I’m trying to implement digital signal processing to an analog RF signal (CATV) with frequency ranges from 5 MHz to 200 MHz, therefore I know I have to implement a ADC then a DSP or FPGA and after a DAC (plus the signal conditioning PLL’s, etc.), but there some things I don’t understand well.

For example since my greatest frequency is 200 MHz (in which I have to recover the carrier) I try to use an ADC with at least more than the double of 200 MHz. I’ve seen some ADC’s which uses undersampling and others not, if the signal content is in al the 5-200 MHz spectrum I have to use a ADC with more or equal than 400 MSPS? Or is there a way to achieve this with undersampling?

After I choose then an ADC then I don’t know the relation of the clock needed to achieve such SPS. What is the relation between the samples per second and the ADC’s clock?

            Finally the DSP or FPGA selection must meet the speed of the ADC (in the I/O bandwidth specification)

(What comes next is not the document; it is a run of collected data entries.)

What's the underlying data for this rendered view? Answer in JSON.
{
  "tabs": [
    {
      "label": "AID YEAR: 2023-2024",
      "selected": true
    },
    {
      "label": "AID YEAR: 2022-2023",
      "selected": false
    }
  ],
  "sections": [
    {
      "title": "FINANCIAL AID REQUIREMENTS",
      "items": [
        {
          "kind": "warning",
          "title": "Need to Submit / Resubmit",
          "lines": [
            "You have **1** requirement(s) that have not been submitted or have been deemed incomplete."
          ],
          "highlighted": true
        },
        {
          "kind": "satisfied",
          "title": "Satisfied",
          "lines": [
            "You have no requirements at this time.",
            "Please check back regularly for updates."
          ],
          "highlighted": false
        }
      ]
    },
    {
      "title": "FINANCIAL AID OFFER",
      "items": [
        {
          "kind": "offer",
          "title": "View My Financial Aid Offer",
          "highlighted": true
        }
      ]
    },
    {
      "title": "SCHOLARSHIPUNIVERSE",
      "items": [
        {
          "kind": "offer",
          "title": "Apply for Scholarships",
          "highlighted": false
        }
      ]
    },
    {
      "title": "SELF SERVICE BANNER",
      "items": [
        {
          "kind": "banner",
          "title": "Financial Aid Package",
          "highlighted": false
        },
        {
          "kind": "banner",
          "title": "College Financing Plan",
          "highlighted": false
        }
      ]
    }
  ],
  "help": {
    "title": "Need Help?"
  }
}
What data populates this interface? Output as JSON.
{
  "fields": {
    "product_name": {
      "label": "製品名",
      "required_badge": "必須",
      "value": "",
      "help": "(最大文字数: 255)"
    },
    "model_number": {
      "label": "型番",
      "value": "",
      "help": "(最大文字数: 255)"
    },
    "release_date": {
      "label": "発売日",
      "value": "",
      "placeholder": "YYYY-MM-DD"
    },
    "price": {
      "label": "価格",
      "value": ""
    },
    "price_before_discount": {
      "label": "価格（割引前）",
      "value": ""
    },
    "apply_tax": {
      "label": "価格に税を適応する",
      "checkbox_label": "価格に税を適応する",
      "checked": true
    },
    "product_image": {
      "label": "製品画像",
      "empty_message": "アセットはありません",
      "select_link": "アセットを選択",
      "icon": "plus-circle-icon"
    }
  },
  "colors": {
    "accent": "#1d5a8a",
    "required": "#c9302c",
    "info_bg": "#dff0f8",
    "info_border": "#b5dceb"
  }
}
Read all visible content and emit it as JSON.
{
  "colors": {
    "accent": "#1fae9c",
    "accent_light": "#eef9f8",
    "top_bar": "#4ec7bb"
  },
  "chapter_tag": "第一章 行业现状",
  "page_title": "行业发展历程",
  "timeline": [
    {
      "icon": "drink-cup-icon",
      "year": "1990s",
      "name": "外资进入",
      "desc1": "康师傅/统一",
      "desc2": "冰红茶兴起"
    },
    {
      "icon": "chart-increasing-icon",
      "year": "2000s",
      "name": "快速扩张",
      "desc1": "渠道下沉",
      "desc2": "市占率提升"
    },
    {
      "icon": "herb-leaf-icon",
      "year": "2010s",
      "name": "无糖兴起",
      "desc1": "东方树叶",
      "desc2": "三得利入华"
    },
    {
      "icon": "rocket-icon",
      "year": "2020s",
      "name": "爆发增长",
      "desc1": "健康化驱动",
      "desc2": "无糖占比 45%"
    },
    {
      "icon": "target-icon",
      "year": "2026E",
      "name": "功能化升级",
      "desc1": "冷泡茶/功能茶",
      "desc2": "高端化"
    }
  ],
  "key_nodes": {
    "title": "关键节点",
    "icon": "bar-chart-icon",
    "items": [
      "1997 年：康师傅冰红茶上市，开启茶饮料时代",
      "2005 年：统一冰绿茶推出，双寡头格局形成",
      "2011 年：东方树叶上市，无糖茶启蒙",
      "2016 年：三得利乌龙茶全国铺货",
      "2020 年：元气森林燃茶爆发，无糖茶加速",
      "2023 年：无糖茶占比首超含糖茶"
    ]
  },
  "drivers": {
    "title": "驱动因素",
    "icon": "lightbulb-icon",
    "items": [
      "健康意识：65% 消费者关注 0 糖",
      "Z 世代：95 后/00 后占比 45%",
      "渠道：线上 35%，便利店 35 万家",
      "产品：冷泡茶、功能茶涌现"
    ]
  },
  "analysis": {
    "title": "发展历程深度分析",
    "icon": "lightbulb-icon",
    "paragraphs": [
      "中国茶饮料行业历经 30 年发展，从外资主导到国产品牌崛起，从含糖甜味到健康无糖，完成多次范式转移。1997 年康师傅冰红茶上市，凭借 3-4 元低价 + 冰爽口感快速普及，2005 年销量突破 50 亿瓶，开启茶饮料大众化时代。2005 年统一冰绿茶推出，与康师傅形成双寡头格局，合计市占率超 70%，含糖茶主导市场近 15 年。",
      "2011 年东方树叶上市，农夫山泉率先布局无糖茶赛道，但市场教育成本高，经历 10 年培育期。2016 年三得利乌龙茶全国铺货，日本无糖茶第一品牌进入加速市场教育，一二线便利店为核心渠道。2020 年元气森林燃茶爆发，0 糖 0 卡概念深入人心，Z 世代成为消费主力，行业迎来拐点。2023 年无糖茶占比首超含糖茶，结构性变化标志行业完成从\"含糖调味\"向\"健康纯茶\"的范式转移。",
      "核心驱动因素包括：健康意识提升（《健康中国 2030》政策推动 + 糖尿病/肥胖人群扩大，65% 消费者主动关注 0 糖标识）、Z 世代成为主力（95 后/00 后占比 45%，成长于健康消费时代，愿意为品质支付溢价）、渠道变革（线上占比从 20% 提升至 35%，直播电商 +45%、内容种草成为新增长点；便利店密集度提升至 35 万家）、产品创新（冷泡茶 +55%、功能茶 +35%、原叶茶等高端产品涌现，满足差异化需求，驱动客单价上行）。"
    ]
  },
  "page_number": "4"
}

            I hope the previous explain a little bit more the scope of the needs in order to help you to propose a solution (minimum system including clock, PLL, VCO, DAC, etc.).

Thanks in advance 

M.S. Francisco Eduardo Balart Sánchez
dkbf73@motorola.com
Ph. +52 (81) 1301-0215

  • CATV is Cable TV, right? Then 200MHz is not the deciding issue.

    The issue is - how much bandwidth do you need to work with at any given time? Are you looking for TV signals with a bandwidth of 6MHz? Would 10MHz do?

    If you don't need to look at the whole bandwidth, processing becomes much simpler (and cheaper). A LO (Local Oscillator like si570) running at 230MHz - 425MHz will get you an IF signal at 225MHz. You can either mix that down lower, or use undersampling (as you mentioned).

    With undersampling, you use an ADC running at (for example) 100MHz.  The signal at 225MHz will act like its at 25MHz. Depending on the bandwidth of your first IF, you can have a wide patch of RF or a narrow one. You then feed that to your FPGA / DSP, to narrow the selection more (or whatever you want to do)

    If and ADC has parallel output, the clock speed is usually sample speed. If it has a serial output, you get one bit of result per clock, so the sample speed is the clock DIVIDED by the number of bits in the sample.